Optimize Linux kernel parameters
Vi/etc/sysctl. conf
Net. ipv4.tcp _ fin_timeout = 30
Net. ipv4.tcp _ keepalive_time = 300
Net. ipv4.tcp _ syncookies = 1
Net. ipv4.tcp _ tw_reuse = 1
Net. ipv4.tcp _ tw_recycle = 1
Net. ipv4.ip _ local_port_range = 5000 65000
Make the configuration take effect
/Sbin/sysctl-p

Manage ports through Varnish and clear cache in batches using regular expressions
Clear all caches
/Usr/local/varnish-2.1.3/bin/varnishadm-T 127.0.0.1: 3500 url. purge * $
Clear all caches in the image directory
/Usr/local/varnish-2.1.3/bin/varnishadm-T 127.0.0.1: 3500 url. purge/image/
127.0.0.1: 3500 indicates the address of the cache server to be cleared. www.linuxidc.com indicates the domain name to be cleared./static/image/tt. jsp indicates the list of URLs to be cleared.
/Usr/local/varnish-2.1.3/bin/varnishadm-T 127.0.0.1: 3500 purge "req. http. host ~ Www.linuxidc.com $ & req. url ~ /Static/image/tt. jsp"
++ ++
A php function to clear the Squid cache

The code is as follows:


Contact Us

The content source of this page is from Internet, which doesn't represent Alibaba Cloud's opinion; products and services mentioned on that page don't have any relationship with Alibaba Cloud. If the content of the page makes you feel confusing, please write us an email, we will handle the problem within 5 days after receiving your email.

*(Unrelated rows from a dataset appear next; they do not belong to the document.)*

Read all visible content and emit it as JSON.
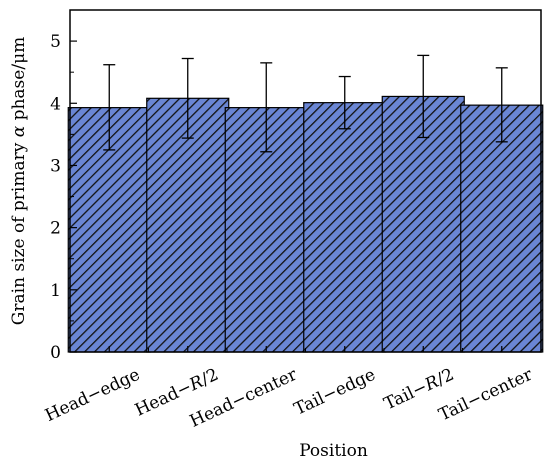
{
  "chart_data": {
    "type": "bar",
    "categories": [
      "Head−edge",
      "Head−R/2",
      "Head−center",
      "Tail−edge",
      "Tail−R/2",
      "Tail−center"
    ],
    "category_label_parts": [
      [
        "Head−edge",
        ""
      ],
      [
        "Head−",
        "R",
        "/2"
      ],
      [
        "Head−center",
        ""
      ],
      [
        "Tail−edge",
        ""
      ],
      [
        "Tail−",
        "R",
        "/2"
      ],
      [
        "Tail−center",
        ""
      ]
    ],
    "values": [
      3.93,
      4.08,
      3.93,
      4.01,
      4.11,
      3.97
    ],
    "error_upper": [
      4.62,
      4.72,
      4.65,
      4.43,
      4.77,
      4.57
    ],
    "error_lower": [
      3.25,
      3.44,
      3.22,
      3.59,
      3.45,
      3.38
    ],
    "xlabel": "Position",
    "ylabel_parts": [
      "Grain size of primary ",
      "α",
      " phase/",
      "μ",
      "m"
    ],
    "ylim": [
      0,
      5.5
    ],
    "yticks": [
      0,
      1,
      2,
      3,
      4,
      5
    ],
    "ytick_labels": [
      "0",
      "1",
      "2",
      "3",
      "4",
      "5"
    ],
    "grid": false,
    "bar_fill": "#6a86d4",
    "hatch": "diagonal"
  }
}
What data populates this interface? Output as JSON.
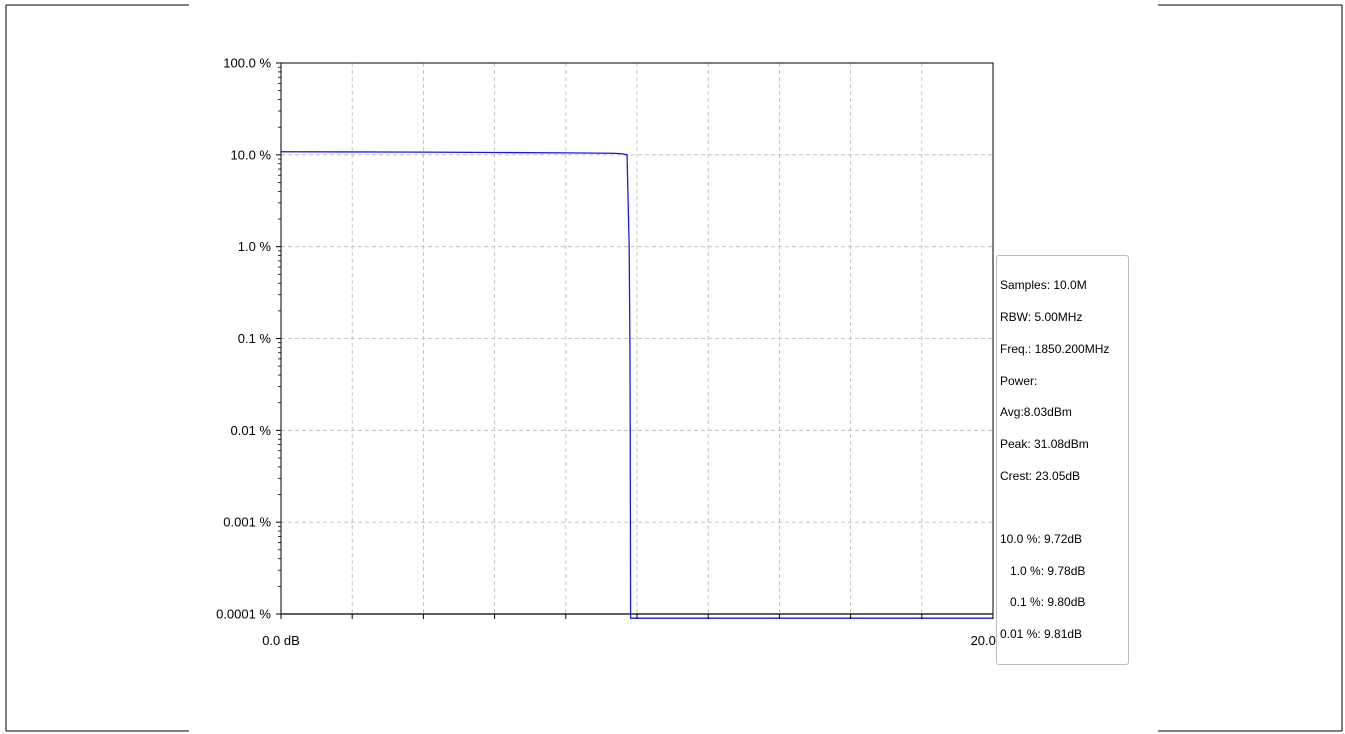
{
  "chart_data": {
    "type": "line",
    "title": "",
    "xlabel": "",
    "ylabel": "",
    "x_scale": "linear",
    "y_scale": "log",
    "xlim": [
      0,
      20
    ],
    "ylim": [
      0.0001,
      100
    ],
    "grid": true,
    "x_tick_values": [
      0,
      2,
      4,
      6,
      8,
      10,
      12,
      14,
      16,
      18,
      20
    ],
    "x_tick_labels": [
      {
        "value": 0,
        "text": "0.0 dB"
      },
      {
        "value": 20,
        "text": "20.0 dB"
      }
    ],
    "y_tick_labels": [
      {
        "value": 100,
        "text": "100.0 %"
      },
      {
        "value": 10,
        "text": "10.0 %"
      },
      {
        "value": 1,
        "text": "1.0 %"
      },
      {
        "value": 0.1,
        "text": "0.1 %"
      },
      {
        "value": 0.01,
        "text": "0.01 %"
      },
      {
        "value": 0.001,
        "text": "0.001 %"
      },
      {
        "value": 0.0001,
        "text": "0.0001 %"
      }
    ],
    "series": [
      {
        "color": "#1a1adb",
        "x": [
          0,
          2,
          4,
          6,
          8,
          9.3,
          9.55,
          9.72,
          9.78,
          9.8,
          9.81,
          9.82,
          20
        ],
        "y": [
          10.8,
          10.75,
          10.7,
          10.6,
          10.5,
          10.4,
          10.3,
          10.0,
          1.0,
          0.1,
          0.01,
          9e-05,
          9e-05
        ]
      }
    ],
    "reference_line": {
      "y": 0.0001,
      "color": "#000000"
    }
  },
  "stats": {
    "lines": [
      "Samples: 10.0M",
      "RBW: 5.00MHz",
      "Freq.: 1850.200MHz",
      "Power:",
      "Avg:8.03dBm",
      "Peak: 31.08dBm",
      "Crest: 23.05dB"
    ],
    "percentiles": [
      "10.0 %: 9.72dB",
      "   1.0 %: 9.78dB",
      "   0.1 %: 9.80dB",
      "0.01 %: 9.81dB"
    ]
  }
}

If you find any instances of plagiarism from the community, please send an email to: info-contact@alibabacloud.com and provide relevant evidence. A staff member will contact you within 5 working days.

A Free Trial That Lets You Build Big!

Start building with 50+ products and up to 12 months usage for Elastic Compute Service

  • Sales Support

    1 on 1 presale consultation

  • After-Sales Support

    24/7 Technical Support 6 Free Tickets per Quarter Faster Response

  • Alibaba Cloud offers highly flexible support services tailored to meet your exact needs.